«De la mousse. Plein de mousse». Que les promoteurs de Pop Montréal se le disent : pour faire le bonheur de Dan Werb et Paul Banwatt, du duo Woodhands, ne suffit que d’un bain. De foule, certes, mais ça ils y sont habitués. Leur idée du show EXTRÊME, c’est une foule baignée de luxuriante foam, comme dans les vidéoclips.
«En plus je suis sûr que le Lambi nous laisserait faire!», ajoute Dan Werb, qui frétille d’enthousiasme à l’autre bout du fil. Faut savoir que le Torontois d’adoption connaît bien notre ville pour y avoir habité, dans une autre vie. «Dans le temps, je faisais de la musique de sous-sol dans le Mile-End… rien à voir avec ce qu’on fait présentement.» 

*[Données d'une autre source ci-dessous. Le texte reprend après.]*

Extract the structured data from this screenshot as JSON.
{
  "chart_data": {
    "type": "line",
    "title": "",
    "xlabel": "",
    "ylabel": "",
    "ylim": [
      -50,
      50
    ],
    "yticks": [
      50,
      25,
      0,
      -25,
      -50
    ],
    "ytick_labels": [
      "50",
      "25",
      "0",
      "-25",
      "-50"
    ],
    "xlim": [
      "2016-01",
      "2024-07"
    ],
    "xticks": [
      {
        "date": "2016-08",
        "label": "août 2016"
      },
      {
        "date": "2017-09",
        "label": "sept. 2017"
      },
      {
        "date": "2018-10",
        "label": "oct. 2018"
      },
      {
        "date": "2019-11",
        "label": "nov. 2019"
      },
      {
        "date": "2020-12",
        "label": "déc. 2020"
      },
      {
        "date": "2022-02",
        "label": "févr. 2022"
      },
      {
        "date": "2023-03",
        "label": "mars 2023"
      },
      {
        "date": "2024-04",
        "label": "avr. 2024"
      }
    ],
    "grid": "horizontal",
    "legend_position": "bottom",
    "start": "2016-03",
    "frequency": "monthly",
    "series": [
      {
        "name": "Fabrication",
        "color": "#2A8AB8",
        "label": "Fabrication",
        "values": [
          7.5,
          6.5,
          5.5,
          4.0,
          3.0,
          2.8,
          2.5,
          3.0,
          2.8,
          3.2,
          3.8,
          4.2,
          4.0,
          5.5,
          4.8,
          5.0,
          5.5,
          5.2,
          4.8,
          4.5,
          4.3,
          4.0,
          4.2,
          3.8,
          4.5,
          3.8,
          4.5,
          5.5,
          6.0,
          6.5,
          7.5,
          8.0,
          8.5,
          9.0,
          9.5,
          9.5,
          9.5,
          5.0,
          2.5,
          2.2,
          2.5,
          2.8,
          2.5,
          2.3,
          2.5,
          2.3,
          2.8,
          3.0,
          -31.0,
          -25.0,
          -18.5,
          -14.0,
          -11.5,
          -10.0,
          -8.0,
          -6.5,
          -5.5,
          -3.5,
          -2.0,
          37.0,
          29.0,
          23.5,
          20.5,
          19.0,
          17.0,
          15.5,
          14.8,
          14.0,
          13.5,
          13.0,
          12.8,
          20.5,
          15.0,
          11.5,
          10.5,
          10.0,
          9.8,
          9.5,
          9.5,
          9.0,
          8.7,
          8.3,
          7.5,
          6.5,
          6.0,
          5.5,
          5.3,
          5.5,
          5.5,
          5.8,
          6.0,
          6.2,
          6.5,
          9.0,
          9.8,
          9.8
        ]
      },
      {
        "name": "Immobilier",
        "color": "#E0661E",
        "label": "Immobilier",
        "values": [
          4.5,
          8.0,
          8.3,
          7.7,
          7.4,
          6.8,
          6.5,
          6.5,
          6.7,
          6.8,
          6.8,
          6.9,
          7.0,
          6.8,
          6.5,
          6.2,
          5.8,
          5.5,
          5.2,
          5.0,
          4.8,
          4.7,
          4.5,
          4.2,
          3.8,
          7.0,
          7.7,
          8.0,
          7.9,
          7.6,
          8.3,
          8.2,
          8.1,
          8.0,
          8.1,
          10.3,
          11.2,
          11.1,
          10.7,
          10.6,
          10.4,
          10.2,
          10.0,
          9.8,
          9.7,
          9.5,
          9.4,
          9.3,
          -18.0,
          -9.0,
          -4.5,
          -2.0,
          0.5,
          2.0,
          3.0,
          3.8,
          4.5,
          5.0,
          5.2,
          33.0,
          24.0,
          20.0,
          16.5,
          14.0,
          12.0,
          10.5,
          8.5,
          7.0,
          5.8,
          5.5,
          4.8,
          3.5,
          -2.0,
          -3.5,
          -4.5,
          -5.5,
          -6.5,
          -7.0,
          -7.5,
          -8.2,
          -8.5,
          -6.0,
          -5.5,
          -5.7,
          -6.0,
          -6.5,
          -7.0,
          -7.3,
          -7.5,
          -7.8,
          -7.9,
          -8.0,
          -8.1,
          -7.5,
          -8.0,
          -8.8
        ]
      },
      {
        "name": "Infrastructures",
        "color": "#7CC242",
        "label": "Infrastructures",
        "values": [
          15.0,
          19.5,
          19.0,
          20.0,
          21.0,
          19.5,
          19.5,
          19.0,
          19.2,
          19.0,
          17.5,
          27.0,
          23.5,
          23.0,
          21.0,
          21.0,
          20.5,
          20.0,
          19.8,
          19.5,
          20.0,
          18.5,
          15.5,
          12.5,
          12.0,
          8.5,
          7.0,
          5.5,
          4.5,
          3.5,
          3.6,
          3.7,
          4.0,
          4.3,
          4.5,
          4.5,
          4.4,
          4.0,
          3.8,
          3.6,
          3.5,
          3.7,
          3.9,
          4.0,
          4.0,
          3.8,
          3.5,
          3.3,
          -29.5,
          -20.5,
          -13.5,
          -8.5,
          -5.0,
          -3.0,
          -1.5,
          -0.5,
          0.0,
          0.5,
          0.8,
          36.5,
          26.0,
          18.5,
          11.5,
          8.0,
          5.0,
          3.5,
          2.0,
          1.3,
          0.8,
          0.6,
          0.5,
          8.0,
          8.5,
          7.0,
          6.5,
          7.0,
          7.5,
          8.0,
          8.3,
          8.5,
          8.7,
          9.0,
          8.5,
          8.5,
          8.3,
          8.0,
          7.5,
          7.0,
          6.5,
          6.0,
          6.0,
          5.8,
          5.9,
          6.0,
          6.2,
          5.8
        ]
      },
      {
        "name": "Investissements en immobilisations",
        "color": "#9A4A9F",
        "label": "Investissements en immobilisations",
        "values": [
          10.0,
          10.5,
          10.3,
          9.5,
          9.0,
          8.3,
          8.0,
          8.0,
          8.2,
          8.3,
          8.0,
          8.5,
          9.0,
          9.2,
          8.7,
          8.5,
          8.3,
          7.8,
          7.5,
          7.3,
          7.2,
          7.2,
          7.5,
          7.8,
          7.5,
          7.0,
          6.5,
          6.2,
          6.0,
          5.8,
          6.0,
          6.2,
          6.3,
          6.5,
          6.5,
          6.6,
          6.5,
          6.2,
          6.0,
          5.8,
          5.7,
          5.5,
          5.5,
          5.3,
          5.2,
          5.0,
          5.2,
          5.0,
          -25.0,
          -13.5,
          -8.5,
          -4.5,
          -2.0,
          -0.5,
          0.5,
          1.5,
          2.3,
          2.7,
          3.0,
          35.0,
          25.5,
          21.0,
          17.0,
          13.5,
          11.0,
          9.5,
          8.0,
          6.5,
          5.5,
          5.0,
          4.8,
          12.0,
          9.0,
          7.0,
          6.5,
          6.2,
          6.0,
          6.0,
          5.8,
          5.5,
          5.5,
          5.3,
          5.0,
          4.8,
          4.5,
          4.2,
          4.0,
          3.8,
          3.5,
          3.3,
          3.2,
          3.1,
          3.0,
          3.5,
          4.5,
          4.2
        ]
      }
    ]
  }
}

C’est depuis que Dan s’est associé au batteur Paul Banwatt (aussi du Rural Alberta Advantage, véritable exercice de prononciation pour nous francophones) que le Woodhands électro-pop féroce tel qu’on le connaît s’est déclaré. «Quand j’ai vu Dan, j’ai tout de suite su que je voulais jouer avec lui», raconte Paul sur une troisième ligne. De son côté, Dan a pu laisser libre cours à son sex symbol intérieur en se flanquant d’un keytar et d’une dégaine de showman survolté.
Un cri dans la nuit
C’est en 2008 que Woodhands lançait Heart Attack, une petite bombe électro bricolée à partir de trois fois rien qui détonnait un peu plus fort à chaque fois qu’on la réentendait sur scène. Puis, au début de cet hiver, on a eu droit à Remorsecapade, un disque plus sombre, plus tranchant. «Si ce disque était un moment, ce serait celui de l’après-party, quand on ouvre toutes les lumières et que tout le monde se regarde, en se demandant un peu ce qu’il fout là …».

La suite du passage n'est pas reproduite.